As palavras de Deus passeiam por Sua Palavra. Em Amós 5.21, Ele insiste na mesma mensagem, como se soubesse de nossa capacidade de “esquecer” o que não nos interessa: “Eu odeio e desprezo as suas festas religiosas; não suporto as suas assembléias solenes. Mesmo que vocês me tragam holocaustos e ofertas de cereal, isso não me agradará. Mesmo que me tragam as melhores ofertas de comunhão, não darei a menor atenção a elas. Afastem de mim o som das suas canções e a música das suas liras. Em vez disso, corra a retidão como um rio, a justiça como um ribeiro perene!” (Amos 5.21-24)

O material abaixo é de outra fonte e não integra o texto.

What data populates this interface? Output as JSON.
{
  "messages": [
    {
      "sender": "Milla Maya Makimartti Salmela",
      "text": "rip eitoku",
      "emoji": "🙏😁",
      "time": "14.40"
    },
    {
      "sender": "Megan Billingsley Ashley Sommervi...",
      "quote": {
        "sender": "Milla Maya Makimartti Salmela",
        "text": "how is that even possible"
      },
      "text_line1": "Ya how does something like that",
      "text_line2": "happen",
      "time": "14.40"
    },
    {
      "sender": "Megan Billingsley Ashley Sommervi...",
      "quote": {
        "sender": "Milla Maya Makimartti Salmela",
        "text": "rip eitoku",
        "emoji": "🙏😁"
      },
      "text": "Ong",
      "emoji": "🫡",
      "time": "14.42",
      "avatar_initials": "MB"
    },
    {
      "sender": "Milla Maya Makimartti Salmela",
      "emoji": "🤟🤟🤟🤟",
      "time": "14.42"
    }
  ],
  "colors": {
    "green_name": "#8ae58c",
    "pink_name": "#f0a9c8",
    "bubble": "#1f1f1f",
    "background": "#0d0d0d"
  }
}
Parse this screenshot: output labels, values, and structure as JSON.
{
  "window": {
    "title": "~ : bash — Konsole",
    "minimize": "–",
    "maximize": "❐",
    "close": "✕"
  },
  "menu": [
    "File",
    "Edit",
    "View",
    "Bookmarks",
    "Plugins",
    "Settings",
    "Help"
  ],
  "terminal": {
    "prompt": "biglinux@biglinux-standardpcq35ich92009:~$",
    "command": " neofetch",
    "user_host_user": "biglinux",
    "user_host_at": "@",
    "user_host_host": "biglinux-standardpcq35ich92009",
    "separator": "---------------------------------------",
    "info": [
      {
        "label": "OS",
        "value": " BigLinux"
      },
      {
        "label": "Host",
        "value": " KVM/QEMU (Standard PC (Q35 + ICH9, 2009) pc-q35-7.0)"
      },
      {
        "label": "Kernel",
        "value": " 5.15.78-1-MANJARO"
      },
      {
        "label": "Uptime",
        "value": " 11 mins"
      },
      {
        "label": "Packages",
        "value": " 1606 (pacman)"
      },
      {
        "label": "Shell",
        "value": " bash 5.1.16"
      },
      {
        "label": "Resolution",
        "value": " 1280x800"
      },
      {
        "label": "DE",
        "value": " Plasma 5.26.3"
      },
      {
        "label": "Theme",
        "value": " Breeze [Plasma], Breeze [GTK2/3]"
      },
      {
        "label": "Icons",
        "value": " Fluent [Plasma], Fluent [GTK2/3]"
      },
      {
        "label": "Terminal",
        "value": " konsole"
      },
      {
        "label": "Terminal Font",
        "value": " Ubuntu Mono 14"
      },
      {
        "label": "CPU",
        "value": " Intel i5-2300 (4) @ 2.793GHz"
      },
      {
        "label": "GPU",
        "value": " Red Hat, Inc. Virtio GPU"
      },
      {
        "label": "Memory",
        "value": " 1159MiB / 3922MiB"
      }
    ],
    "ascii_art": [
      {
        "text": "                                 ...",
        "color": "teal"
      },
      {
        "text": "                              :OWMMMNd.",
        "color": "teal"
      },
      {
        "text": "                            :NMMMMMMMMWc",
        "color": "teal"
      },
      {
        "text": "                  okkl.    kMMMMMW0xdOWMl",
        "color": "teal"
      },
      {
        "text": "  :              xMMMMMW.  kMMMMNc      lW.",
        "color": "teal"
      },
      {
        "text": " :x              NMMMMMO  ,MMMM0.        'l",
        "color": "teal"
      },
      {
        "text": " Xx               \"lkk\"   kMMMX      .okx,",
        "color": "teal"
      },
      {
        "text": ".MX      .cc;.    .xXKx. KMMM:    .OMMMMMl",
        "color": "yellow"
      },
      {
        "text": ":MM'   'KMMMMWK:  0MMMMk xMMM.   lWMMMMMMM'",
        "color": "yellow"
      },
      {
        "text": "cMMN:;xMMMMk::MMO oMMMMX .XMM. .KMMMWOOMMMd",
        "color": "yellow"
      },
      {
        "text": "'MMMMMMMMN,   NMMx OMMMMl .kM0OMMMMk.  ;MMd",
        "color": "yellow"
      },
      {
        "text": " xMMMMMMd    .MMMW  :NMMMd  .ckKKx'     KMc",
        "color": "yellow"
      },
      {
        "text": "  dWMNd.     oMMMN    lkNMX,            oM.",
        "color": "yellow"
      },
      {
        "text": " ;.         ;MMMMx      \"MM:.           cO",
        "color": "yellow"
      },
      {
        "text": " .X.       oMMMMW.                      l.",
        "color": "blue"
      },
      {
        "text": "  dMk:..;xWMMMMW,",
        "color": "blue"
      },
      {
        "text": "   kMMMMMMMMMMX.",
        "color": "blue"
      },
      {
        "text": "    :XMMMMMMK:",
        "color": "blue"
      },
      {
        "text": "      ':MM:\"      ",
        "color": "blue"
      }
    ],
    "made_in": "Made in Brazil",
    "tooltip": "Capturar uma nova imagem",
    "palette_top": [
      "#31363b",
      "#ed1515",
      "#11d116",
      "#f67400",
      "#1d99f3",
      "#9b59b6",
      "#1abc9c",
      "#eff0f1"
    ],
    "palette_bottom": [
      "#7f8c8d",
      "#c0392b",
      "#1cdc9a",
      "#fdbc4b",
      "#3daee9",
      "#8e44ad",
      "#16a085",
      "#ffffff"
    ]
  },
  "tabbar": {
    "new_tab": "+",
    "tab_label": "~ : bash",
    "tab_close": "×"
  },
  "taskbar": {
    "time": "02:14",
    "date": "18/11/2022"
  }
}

Que o nosso jejum seja o recomendado por Deus, quando nos pergunta: “Será esse o jejum que escolhi, que apenas um dia o homem se humilhe, incline a cabeça como o junco e se deite sobre pano de saco e cinzas? É isso que vocês chamam jejum, um dia aceitável ao Senhor? “O jejum que desejo não é este: soltar as correntes da injustiça, desatar as cordas do jugo, pôr em liberdade os oprimidos e romper todo jugo? Não é partilhar sua comida com o faminto, abrigar o pobre desamparado, vestir o nu que você encontrou, e não recusar ajuda ao próximo? (Isaías 58.5-7)
Então, a começar por mim e comigo, que a justiça corra sempre, como um rio corre, em nossa família, em nossa igreja, em nosso bairro, no vasto mundo em que vivemos.